Société Nogent Haute-Marne (52)

À Nogent, les « Vieilles boutiques » font revivre la mémoire ouvrière et cherchent de nouveaux guides

Chaque samedi après‑midi, l’association Les Vieilles boutiques du Nogentais propose une visite guidée de la ville haute pour raconter l’histoire industrielle et artisanale. Les bénévoles veulent étendre ces rendez‑vous et recrutent des guides.

À Nogent, les « Vieilles boutiques » font revivre la mémoire ouvrière et cherchent de nouveaux guides
©Illustration IA Étienne Marchal / we-news.com

À Nogent, la mémoire ouvrière et artisanale se raconte rue après rue. L’association Les Vieilles boutiques du Nogentais propose presque chaque samedi après‑midi, en début d’après‑midi, une visite guidée de la ville haute visant à faire découvrir le patrimoine local mais aussi les modes de vie et de travail qui ont façonné la cité.

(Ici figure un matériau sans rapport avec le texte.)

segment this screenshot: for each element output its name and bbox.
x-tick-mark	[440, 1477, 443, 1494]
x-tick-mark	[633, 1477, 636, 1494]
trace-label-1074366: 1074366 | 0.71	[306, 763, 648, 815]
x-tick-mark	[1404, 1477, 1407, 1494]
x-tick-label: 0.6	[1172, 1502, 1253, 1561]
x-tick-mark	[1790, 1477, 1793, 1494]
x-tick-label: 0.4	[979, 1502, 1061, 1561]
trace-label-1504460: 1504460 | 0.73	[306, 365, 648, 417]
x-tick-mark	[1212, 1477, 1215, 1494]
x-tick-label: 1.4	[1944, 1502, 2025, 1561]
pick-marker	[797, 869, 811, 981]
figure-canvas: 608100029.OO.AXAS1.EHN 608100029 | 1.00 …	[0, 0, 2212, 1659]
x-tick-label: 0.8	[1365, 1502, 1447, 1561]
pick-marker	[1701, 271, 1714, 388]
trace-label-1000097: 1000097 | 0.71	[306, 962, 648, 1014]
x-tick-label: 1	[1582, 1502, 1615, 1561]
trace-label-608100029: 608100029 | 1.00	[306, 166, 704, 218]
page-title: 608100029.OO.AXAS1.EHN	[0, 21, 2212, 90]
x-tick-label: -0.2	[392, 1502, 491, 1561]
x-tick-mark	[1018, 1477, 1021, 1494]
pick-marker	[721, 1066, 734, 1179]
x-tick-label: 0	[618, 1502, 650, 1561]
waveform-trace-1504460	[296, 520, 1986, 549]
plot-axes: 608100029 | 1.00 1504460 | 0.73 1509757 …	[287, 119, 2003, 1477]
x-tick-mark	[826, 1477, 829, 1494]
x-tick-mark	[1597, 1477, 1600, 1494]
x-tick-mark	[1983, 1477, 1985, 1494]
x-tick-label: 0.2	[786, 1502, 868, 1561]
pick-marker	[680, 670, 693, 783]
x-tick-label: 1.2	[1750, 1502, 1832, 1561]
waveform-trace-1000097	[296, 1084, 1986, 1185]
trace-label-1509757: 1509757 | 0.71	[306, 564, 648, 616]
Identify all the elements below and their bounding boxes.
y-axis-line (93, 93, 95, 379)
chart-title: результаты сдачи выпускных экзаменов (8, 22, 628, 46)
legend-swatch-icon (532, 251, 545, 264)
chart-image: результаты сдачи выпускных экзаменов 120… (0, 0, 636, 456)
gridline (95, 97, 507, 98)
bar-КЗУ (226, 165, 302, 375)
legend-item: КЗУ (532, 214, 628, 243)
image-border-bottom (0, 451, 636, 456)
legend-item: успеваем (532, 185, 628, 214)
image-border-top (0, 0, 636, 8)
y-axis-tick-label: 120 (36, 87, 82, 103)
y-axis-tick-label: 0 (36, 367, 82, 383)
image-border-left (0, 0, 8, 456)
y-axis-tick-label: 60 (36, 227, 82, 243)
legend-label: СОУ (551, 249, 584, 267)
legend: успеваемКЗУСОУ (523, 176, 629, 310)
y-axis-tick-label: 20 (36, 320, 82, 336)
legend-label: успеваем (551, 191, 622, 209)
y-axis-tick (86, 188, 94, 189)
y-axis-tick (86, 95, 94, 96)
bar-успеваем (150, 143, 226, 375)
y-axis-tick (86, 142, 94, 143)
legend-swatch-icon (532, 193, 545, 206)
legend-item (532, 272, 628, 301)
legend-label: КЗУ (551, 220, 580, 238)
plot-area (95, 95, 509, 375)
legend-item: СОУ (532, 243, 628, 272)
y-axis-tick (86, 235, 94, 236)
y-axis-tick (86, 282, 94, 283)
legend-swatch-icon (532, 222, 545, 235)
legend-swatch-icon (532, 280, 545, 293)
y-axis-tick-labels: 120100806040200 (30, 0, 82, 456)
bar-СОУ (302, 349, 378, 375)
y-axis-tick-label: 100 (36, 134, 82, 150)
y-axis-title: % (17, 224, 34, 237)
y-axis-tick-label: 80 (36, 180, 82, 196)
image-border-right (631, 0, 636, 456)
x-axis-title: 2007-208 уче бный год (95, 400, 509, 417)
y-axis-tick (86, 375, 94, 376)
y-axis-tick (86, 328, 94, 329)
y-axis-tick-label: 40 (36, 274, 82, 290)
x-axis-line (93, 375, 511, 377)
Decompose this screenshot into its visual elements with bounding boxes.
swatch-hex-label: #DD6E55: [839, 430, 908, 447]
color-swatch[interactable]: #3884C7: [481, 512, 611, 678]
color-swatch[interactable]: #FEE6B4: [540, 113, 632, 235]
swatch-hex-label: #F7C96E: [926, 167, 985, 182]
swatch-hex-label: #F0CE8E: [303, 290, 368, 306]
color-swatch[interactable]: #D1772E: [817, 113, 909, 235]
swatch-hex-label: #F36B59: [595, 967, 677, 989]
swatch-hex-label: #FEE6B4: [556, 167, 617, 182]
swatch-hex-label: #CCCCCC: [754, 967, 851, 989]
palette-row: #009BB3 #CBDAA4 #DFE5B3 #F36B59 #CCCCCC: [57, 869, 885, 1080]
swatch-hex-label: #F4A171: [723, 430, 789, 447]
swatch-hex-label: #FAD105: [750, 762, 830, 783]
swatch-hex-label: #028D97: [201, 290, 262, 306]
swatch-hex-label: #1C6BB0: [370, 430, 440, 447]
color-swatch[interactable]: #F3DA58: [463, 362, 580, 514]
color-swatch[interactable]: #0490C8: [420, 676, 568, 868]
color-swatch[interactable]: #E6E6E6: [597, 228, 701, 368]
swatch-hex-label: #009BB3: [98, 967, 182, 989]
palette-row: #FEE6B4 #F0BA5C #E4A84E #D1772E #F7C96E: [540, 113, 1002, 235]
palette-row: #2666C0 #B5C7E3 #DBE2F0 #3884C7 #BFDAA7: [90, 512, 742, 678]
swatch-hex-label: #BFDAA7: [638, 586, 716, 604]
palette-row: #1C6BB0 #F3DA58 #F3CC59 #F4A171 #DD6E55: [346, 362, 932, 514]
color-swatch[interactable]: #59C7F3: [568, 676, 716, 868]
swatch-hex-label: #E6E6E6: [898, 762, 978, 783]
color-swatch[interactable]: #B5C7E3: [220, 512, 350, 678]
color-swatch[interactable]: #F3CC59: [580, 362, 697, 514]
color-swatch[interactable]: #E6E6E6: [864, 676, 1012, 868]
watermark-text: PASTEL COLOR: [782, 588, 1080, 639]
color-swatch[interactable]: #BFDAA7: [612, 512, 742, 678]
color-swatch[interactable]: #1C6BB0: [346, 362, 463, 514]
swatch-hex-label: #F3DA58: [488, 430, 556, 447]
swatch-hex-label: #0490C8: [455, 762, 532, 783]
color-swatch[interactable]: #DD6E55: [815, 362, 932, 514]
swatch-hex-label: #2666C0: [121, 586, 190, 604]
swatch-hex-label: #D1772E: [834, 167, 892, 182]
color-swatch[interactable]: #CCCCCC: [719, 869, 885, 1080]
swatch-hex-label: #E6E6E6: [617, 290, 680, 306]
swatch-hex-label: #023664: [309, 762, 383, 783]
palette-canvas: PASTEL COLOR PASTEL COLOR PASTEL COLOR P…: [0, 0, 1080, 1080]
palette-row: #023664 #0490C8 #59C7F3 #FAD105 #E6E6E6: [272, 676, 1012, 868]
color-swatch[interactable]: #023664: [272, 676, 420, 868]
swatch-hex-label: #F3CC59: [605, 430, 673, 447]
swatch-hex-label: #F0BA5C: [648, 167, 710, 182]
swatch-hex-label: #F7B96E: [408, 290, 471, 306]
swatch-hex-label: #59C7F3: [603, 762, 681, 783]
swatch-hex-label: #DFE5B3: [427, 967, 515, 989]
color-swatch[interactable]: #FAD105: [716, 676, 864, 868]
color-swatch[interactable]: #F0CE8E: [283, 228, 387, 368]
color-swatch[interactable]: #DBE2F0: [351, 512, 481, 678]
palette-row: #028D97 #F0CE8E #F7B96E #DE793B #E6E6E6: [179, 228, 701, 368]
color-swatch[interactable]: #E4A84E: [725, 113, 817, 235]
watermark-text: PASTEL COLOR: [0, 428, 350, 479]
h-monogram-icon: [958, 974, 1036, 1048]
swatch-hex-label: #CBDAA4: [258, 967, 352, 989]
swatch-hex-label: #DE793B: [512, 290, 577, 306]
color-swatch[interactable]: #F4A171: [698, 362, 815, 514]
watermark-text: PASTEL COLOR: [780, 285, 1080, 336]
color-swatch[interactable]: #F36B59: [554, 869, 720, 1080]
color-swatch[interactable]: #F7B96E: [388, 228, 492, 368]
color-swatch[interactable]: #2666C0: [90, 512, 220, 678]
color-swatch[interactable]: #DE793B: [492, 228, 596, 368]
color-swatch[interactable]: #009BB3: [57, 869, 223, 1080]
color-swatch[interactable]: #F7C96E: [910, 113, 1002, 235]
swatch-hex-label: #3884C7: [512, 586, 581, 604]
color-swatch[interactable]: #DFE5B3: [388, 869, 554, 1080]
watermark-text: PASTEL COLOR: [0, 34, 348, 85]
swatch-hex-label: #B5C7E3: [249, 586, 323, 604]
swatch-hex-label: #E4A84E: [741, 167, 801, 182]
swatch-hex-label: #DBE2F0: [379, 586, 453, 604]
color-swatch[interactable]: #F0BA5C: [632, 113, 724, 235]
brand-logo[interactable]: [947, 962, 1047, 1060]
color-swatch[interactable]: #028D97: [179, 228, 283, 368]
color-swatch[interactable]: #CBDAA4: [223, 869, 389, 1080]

Un parcours pour comprendre l’identité nogentaise

Le rendez‑vous est fixé à 14 h 15 devant Nohmad, point de départ d’un itinéraire qui amène les participants devant des lieux emblématiques de la commune. Les visites ne se contentent pas d’énumérer des monuments ; elles replacent le bâti dans son contexte socio‑économique : coutellerie, cisellerie, fabrication d’instruments de chirurgie, autant d’activités qui ont contribué à la réputation de Nogent.

Lors de la dernière sortie, samedi 29 août, c’est Philippe Savouret qui a conduit le groupe. Passionné par l’histoire locale, il a mêlé descriptions architecturales et récits de vies, retraçant le quotidien des habitants et des ouvriers qui ont animé ces boutiques et ateliers.

« Ce sont les habitants qui donnent une âme au patrimoine »

Des lieux fermés au public enfin ouverts

Les visites proposent aussi un accès, parfois exceptionnel, à des endroits habituellement clos. Parmi les témoignages matériels de cette économie disparue, la boutique du Fort Chabrol est citée comme un exemple notable : l’atelier y a compté jusqu’à quinze ouvriers avant d’arrêter son activité en 1992. Ces lieux, aujourd’hui figés, servent de points d’ancrage pour évoquer des métiers et des savoir‑faire souvent méconnus des plus jeunes.

Une activité tournée vers la convivialité et le souvenir

Au‑delà du pur inventaire patrimonial, les sorties hebdomadaires nourrissent la mémoire individuelle. Certains anciens Nogentais reviennent sur les pas de leur enfance ; d’autres retrouvent l’endroit où ils ont eux‑mêmes travaillé. Pour les bénévoles, ces retrouvailles sont centrales : elles témoignent d’un lien vivant entre patrimoine et société.

  • Fréquence : presque chaque samedi après‑midi (départ 14 h 15).
  • Public accueilli : visiteurs individuels, petits groupes de 1 à 8 personnes, et deux groupes constitués enregistrés cette saison.
  • Objectif : faire connaître l’histoire ouvrière (coutellerie, cisellerie, instruments de chirurgie) et ouvrir des lieux habituellement fermés.

Un appel au bénévolat pour pérenniser les visites

Pour maintenir la fréquence hebdomadaire des visites, l’association lance un appel : elle recherche de nouveaux guides. Le besoin de volontaires s’explique par la volonté d’assurer ces rendez‑vous de façon régulière et de proposer, au fil des semaines, des parcours variés et documentés.

Les missions des guides consistent à préparer et animer les circuits, restituer les informations historiques et parfois accueillir des groupes. Il s’agit d’un engagement bénévole mais porteur, permettant de transmettre des connaissances et de rencontrer des habitants et des visiteurs intéressés par l’histoire locale.

Pourquoi s’engager ?

Pour les personnes attirées par l’histoire locale, devenir guide offre plusieurs retombées concrètes :

  • participer à la transmission de la mémoire ouvrière du Nogentais ;
  • favoriser le lien intergénérationnel en faisant se rencontrer anciens et nouveaux habitants ;
  • développer des compétences en médiation et en conduite de groupe.

Un bilan de saison encore ouvert

L’association dresse un premier bilan de la saison : elle a reçu des visiteurs individuels, des petits groupes et deux groupes constitués. Le détail des fréquentations reste en cours de compilation, mais les retours évoquent des participants touchés par la richesse des récits et la redécouverte d’espaces clos.

À Nogent, ces visites illustrent une volonté locale de préserver non seulement les bâtiments, mais aussi les mémoires attachées à chaque atelier et boutique. Elles montrent enfin que le patrimoine est un actif vivant, susceptible de créer du lien et de rappeler l’histoire industrielle d’une ville souvent méconnue au‑delà de ses frontières.